Cuando estaba todo listo para volver a su país decidieron tener su primer hijo,
pero las cosas muchas veces no se dan como uno las piensa. Un mes antes de
retornar y cuando el embarazo cumplía el cuarto mes, le informaron que tenía
que venir para la sucursal de Argentina. Mi abuela casi pierde el embarazo por
el disgusto. Buenos Aires no le gustaba y terminó enfermándose. Por lo que pude
saber fue más tristeza que un mal físico. Viajaron a Córdoba para descansar y
mi abuela se puso mucho mejor, así que compraron una casa y ella no quiso
volver a la ciudad.

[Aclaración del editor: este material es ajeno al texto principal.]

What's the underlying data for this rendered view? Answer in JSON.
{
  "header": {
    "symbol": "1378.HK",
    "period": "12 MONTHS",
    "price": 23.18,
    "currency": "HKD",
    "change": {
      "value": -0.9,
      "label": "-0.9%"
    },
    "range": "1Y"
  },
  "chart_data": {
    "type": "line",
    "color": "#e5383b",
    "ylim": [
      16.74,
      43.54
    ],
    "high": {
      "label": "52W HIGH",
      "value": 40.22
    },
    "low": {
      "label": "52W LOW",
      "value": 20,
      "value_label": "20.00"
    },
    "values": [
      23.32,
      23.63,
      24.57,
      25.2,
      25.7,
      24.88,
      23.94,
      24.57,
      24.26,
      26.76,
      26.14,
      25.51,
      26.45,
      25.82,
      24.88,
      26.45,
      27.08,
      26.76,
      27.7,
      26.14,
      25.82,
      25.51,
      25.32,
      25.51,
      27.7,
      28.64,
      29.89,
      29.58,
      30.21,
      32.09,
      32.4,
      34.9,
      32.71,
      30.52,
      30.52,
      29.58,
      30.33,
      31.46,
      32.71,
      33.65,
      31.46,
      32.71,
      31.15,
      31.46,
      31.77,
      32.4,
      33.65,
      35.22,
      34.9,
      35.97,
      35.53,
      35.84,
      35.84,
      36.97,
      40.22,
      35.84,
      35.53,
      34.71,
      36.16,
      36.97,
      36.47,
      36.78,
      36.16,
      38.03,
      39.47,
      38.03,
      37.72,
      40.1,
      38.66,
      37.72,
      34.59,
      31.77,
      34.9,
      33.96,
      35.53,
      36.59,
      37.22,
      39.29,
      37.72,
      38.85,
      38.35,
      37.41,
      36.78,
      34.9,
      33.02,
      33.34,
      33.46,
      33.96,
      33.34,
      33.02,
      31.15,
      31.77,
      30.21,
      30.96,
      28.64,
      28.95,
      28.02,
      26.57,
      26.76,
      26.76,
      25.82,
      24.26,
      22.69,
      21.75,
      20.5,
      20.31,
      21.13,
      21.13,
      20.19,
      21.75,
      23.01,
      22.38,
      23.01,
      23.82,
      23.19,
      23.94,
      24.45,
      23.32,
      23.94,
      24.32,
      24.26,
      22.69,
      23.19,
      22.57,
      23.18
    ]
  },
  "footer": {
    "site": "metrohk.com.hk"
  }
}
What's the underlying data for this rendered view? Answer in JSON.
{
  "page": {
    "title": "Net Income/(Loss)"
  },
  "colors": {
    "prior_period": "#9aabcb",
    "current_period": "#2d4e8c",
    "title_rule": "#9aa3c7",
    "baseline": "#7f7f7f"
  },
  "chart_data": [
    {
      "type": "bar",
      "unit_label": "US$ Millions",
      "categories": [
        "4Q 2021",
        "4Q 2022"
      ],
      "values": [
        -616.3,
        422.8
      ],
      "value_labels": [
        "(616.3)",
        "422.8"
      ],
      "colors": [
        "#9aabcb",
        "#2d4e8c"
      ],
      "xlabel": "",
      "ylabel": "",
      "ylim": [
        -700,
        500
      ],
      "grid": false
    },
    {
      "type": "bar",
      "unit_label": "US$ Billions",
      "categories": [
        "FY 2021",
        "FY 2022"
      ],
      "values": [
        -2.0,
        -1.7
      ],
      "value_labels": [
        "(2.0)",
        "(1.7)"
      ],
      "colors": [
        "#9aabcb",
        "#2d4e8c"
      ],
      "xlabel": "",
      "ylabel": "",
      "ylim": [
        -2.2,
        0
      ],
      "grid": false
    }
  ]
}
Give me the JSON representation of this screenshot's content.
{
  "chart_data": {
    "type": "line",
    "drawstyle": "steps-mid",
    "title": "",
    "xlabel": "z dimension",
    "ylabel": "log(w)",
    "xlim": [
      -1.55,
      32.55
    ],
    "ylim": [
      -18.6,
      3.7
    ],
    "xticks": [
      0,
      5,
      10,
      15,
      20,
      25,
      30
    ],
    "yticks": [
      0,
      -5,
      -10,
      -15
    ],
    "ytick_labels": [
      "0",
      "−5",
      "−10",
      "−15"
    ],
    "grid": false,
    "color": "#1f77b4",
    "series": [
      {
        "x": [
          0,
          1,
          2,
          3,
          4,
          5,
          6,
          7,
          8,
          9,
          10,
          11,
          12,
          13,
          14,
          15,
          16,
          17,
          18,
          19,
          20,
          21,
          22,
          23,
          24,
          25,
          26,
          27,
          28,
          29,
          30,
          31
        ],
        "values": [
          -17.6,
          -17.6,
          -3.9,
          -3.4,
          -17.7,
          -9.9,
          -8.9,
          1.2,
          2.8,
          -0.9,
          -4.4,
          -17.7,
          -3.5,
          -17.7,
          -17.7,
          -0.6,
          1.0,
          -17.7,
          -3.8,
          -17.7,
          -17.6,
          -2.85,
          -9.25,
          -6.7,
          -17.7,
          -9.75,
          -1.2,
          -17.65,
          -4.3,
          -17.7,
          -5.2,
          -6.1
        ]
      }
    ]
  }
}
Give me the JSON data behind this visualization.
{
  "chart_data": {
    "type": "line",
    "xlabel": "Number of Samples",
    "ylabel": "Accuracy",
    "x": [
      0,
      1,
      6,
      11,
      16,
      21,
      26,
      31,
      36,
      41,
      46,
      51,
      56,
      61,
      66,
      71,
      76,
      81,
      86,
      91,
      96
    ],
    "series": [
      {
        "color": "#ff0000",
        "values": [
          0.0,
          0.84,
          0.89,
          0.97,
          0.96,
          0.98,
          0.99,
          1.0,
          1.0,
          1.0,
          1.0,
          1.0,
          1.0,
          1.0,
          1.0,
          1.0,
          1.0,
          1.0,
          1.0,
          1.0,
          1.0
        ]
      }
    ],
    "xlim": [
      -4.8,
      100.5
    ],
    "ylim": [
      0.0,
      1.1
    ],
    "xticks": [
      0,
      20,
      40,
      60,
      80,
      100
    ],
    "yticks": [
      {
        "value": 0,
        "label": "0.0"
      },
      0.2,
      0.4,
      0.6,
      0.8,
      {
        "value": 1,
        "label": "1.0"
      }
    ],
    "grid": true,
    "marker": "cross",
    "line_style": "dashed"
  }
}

Mi abuelo iba y venia todo el tiempo. Papá nació en Córdoba
y mientras crecía, viajo en muchas oportunidades a Inglaterra, hasta vivió en
Londres por períodos bastante largos de tiempo, pero siempre volvía y en una de
esas vueltas, cuando ya estaba recibido de ingeniero, conoció a mi madre. Era
casi diez años más joven que él y tan distinta. Supongo que algo los unió, algo
que siempre voy a ignorar los enamoró a uno del otro. No sé.
-El amor no tiene por
qué ser de una forma determinada. Se habla y se escribe mucho al respecto, pero
la verdad es que nadie puede andar dando catedras. Hay parejas desparejas por
todas partes.
-Eso es cierto. La cuestión
es que se casaron y yo terminé naciendo también en Córdoba. Por eso digo que
somos cordobeses, medio de casualidad.
-Ahora comprendo. Es
extraño, hace más de un año que nos conocemos y nunca me habías contado tantas
cosas sobre tu vida. Por lo menos no con tantos detalles. Estás raro esta
tarde. ¿Qué miras tanto por la ventana?
-Amo Buenos Aires. No
entiendo como no le gustaba a mi abuela. Creo que a mi madre tampoco. Pero a mi
padre si. Le gustaban sobre todo los días como hoy, grises, nublados y
lluviosos. Tomaba té sentado frente a la ventana en el sillón donde murió de
repente, sin estar enfermo, a los cuarenta y cuatro años. Todavía puedo ver con
detalle la taza de te rota en el suelo y la mancha oscura que dejó el liquido.